Um novo olhar a respeito das interpretações dos sonhos foi conhecido quando Jung apresentou a teoria do Inconsciente Coletivo. Este seria a memória das experiências da humanidade armazenadas em imagens universais. “São todos os arquétipos registrados em contos de fadas, mitos, arte, poesia, que nos ajudam a resolver conflitos”, resume.
Sonhos místicos
Na visão da parapsicologia, campo de estudo destinado à investigação de fenômenos paranormais, os sonhos são muito mais que manifestações do inconsciente. Eles podem trazer informações tanto do passado, quanto do presente ou mesmo do futuro. “Os sonhos pré-cognitivos mostram situações que ainda não aconteceram. Eles podem ser avisos para que possamos tomar as devidas providências a tempo”, explica Vilson Rafael Stolf, diretor do Instituto de Parapsicologia do Paraná (Ipappi).

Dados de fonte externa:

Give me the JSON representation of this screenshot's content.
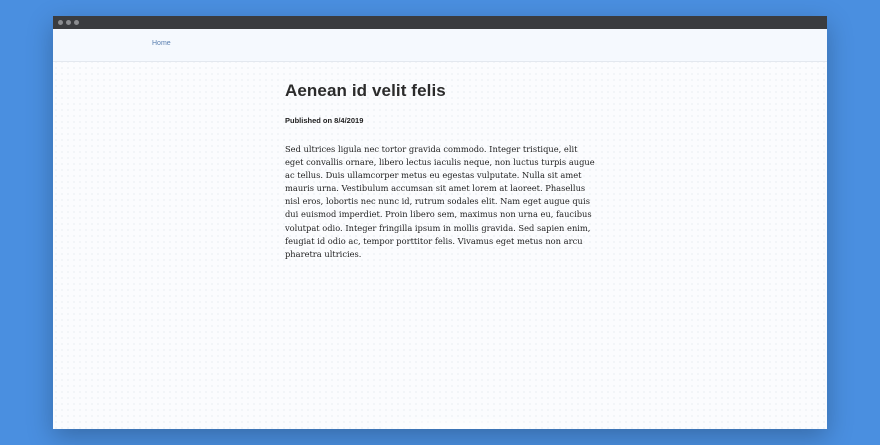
{
  "window": {
    "controls": [
      "close-dot",
      "minimize-dot",
      "zoom-dot"
    ]
  },
  "nav": {
    "home_label": "Home"
  },
  "article": {
    "title": "Aenean id velit felis",
    "published": "Published on 8/4/2019",
    "body": "Sed ultrices ligula nec tortor gravida commodo. Integer tristique, elit eget convallis ornare, libero lectus iaculis neque, non luctus turpis augue ac tellus. Duis ullamcorper metus eu egestas vulputate. Nulla sit amet mauris urna. Vestibulum accumsan sit amet lorem at laoreet. Phasellus nisl eros, lobortis nec nunc id, rutrum sodales elit. Nam eget augue quis dui euismod imperdiet. Proin libero sem, maximus non urna eu, faucibus volutpat odio. Integer fringilla ipsum in mollis gravida. Sed sapien enim, feugiat id odio ac, tempor porttitor felis. Vivamus eget metus non arcu pharetra ultricies."
  },
  "colors": {
    "desktop_background": "#4a8fe0",
    "titlebar": "#3a3c3f",
    "link": "#5a7fb0"
  }
}
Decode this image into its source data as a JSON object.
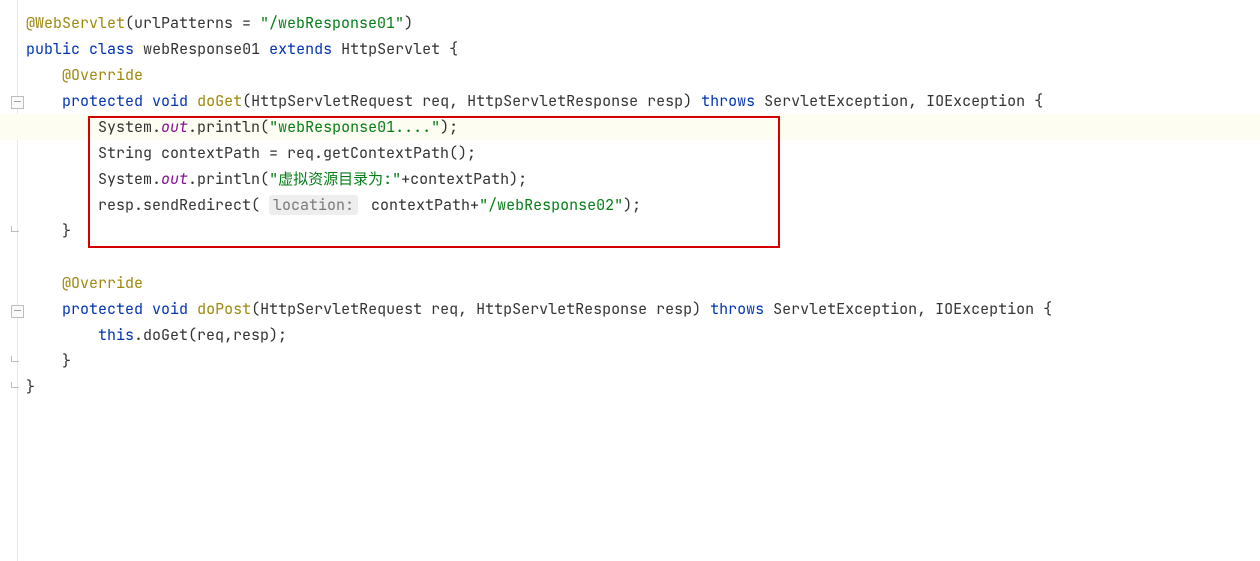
{
  "code": {
    "annotation_name": "@WebServlet",
    "urlPatterns_attr": "urlPatterns = ",
    "urlPatterns_value": "\"/webResponse01\"",
    "class_decl_1": "public",
    "class_decl_2": "class",
    "class_name": "webResponse01",
    "extends_kw": "extends",
    "superclass": "HttpServlet {",
    "override1": "@Override",
    "doGet_mods": "protected",
    "void_kw": "void",
    "doGet_name": "doGet",
    "doGet_sig_open": "(HttpServletRequest req, HttpServletResponse resp) ",
    "throws_kw": "throws",
    "doGet_throws": " ServletException, IOException {",
    "sys": "System.",
    "out": "out",
    "println": ".println(",
    "str1": "\"webResponse01....\"",
    "str1_end": ");",
    "line5": "String contextPath = req.getContextPath();",
    "str2": "\"虚拟资源目录为:\"",
    "str2_tail": "+contextPath);",
    "resp_redirect": "resp.sendRedirect( ",
    "inlay_location": "location:",
    "ctx_plus": " contextPath+",
    "str3": "\"/webResponse02\"",
    "str3_end": ");",
    "brace_close": "}",
    "override2": "@Override",
    "doPost_name": "doPost",
    "doPost_sig_open": "(HttpServletRequest req, HttpServletResponse resp) ",
    "this_kw": "this",
    "this_tail": ".doGet(req,resp);"
  }
}
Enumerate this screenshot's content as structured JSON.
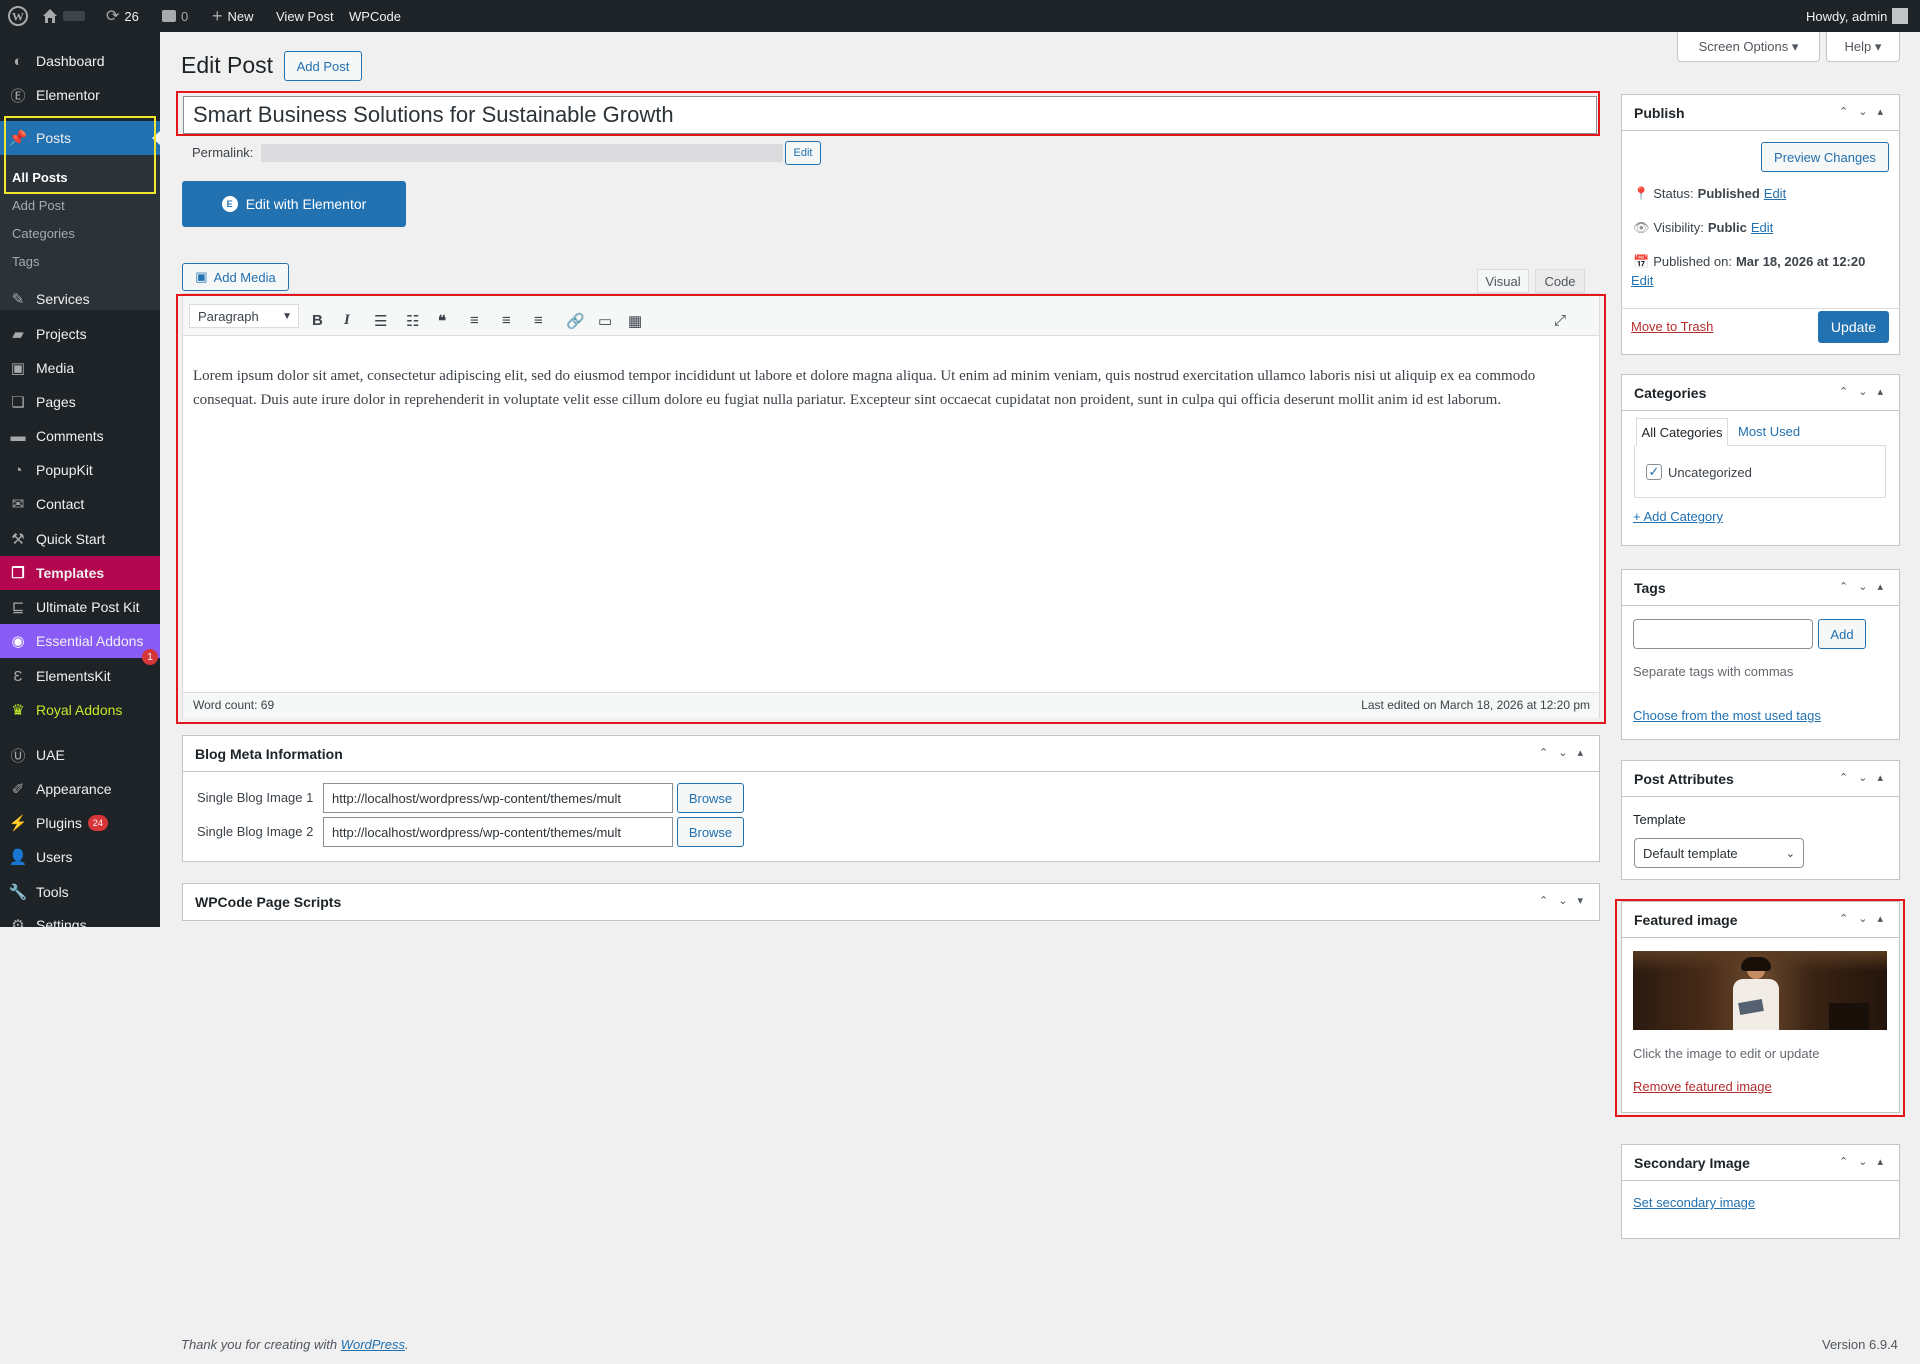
{
  "adminbar": {
    "updates_count": "26",
    "comments_count": "0",
    "new_label": "New",
    "view_post_label": "View Post",
    "wpcode_label": "WPCode",
    "howdy_label": "Howdy, admin"
  },
  "sidebar": {
    "items": [
      {
        "label": "Dashboard"
      },
      {
        "label": "Elementor"
      },
      {
        "label": "Posts"
      },
      {
        "label": "Services"
      },
      {
        "label": "Projects"
      },
      {
        "label": "Media"
      },
      {
        "label": "Pages"
      },
      {
        "label": "Comments"
      },
      {
        "label": "PopupKit"
      },
      {
        "label": "Contact"
      },
      {
        "label": "Quick Start"
      },
      {
        "label": "Templates"
      },
      {
        "label": "Ultimate Post Kit"
      },
      {
        "label": "Essential Addons",
        "badge": "1"
      },
      {
        "label": "ElementsKit"
      },
      {
        "label": "Royal Addons"
      },
      {
        "label": "UAE"
      },
      {
        "label": "Appearance"
      },
      {
        "label": "Plugins",
        "badge": "24"
      },
      {
        "label": "Users"
      },
      {
        "label": "Tools"
      },
      {
        "label": "Settings"
      }
    ],
    "posts_submenu": [
      "All Posts",
      "Add Post",
      "Categories",
      "Tags"
    ]
  },
  "header": {
    "screen_options": "Screen Options",
    "help": "Help",
    "page_title": "Edit Post",
    "add_post_button": "Add Post"
  },
  "editor": {
    "post_title": "Smart Business Solutions for Sustainable Growth",
    "permalink_label": "Permalink:",
    "permalink_edit": "Edit",
    "elementor_button": "Edit with Elementor",
    "add_media": "Add Media",
    "tab_visual": "Visual",
    "tab_code": "Code",
    "format_select": "Paragraph",
    "body_text": "Lorem ipsum dolor sit amet, consectetur adipiscing elit, sed do eiusmod tempor incididunt ut labore et dolore magna aliqua. Ut enim ad minim veniam, quis nostrud exercitation ullamco laboris nisi ut aliquip ex ea commodo consequat. Duis aute irure dolor in reprehenderit in voluptate velit esse cillum dolore eu fugiat nulla pariatur. Excepteur sint occaecat cupidatat non proident, sunt in culpa qui officia deserunt mollit anim id est laborum.",
    "word_count": "Word count: 69",
    "last_edited": "Last edited on March 18, 2026 at 12:20 pm"
  },
  "blog_meta": {
    "title": "Blog Meta Information",
    "image1_label": "Single Blog Image 1",
    "image1_value": "http://localhost/wordpress/wp-content/themes/mult",
    "image2_label": "Single Blog Image 2",
    "image2_value": "http://localhost/wordpress/wp-content/themes/mult",
    "browse": "Browse"
  },
  "wpcode_box": {
    "title": "WPCode Page Scripts"
  },
  "publish": {
    "title": "Publish",
    "preview": "Preview Changes",
    "status_label": "Status:",
    "status_value": "Published",
    "visibility_label": "Visibility:",
    "visibility_value": "Public",
    "published_label": "Published on:",
    "published_value": "Mar 18, 2026 at 12:20",
    "edit": "Edit",
    "trash": "Move to Trash",
    "update": "Update"
  },
  "categories": {
    "title": "Categories",
    "tab_all": "All Categories",
    "tab_most": "Most Used",
    "item": "Uncategorized",
    "add": "+ Add Category"
  },
  "tags": {
    "title": "Tags",
    "add": "Add",
    "hint": "Separate tags with commas",
    "choose": "Choose from the most used tags"
  },
  "post_attributes": {
    "title": "Post Attributes",
    "template_label": "Template",
    "template_value": "Default template"
  },
  "featured_image": {
    "title": "Featured image",
    "hint": "Click the image to edit or update",
    "remove": "Remove featured image"
  },
  "secondary_image": {
    "title": "Secondary Image",
    "set": "Set secondary image"
  },
  "footer": {
    "thanks": "Thank you for creating with",
    "wordpress": "WordPress",
    "version": "Version 6.9.4"
  },
  "colors": {
    "admin_dark": "#1d2327",
    "accent_blue": "#2271b1",
    "templates_bg": "#b3074f",
    "essential_bg": "#8a5cf6",
    "highlight_red": "#e3161d",
    "highlight_yellow": "#f0e630"
  }
}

A parapsicologia aponta também para outro tipo de fenômeno ligado aos sonhos: o desdobramento de espírito – capacidade que todo o ser humano tem de projetar a consciência para fora do corpo durante a noite. Algumas pessoas têm a sensação de estar caindo ou escorregando em um buraco ao despertar ou adormecer. Isso acontece justamente por causa desse tipo de fenômeno. Ao desenvolver esta habilidade da “projeção astral”, é possível viajar para outros lugares e até “marcar um encontro” com amigos em outro plano.
Assim como no filme A Origem (2010), em que o personagem de Leonardo DiCaprio rouba valiosos segredos do inconsciente invadindo o sonho das pessoas, é possível entrar em sonhos alheios. De acordo com Stolf, é preciso muita técnica para conseguir a proeza. “Nós só conseguimos entrar no sonho de pessoas com quem já temos uma relação de intimidade”, conclui o parapsicólogo.
Mesmo divergindo em diversos aspectos, todos os teóricos são unânimes em dizer que não se encontram respostas e significados dos sonhos em qualquer livro. “Sonhar com X quer dizer Y” não existe no campo científico. A interpretação dos sonhos, com suas complexidades, simbologias e arquétipos, é única para cada um.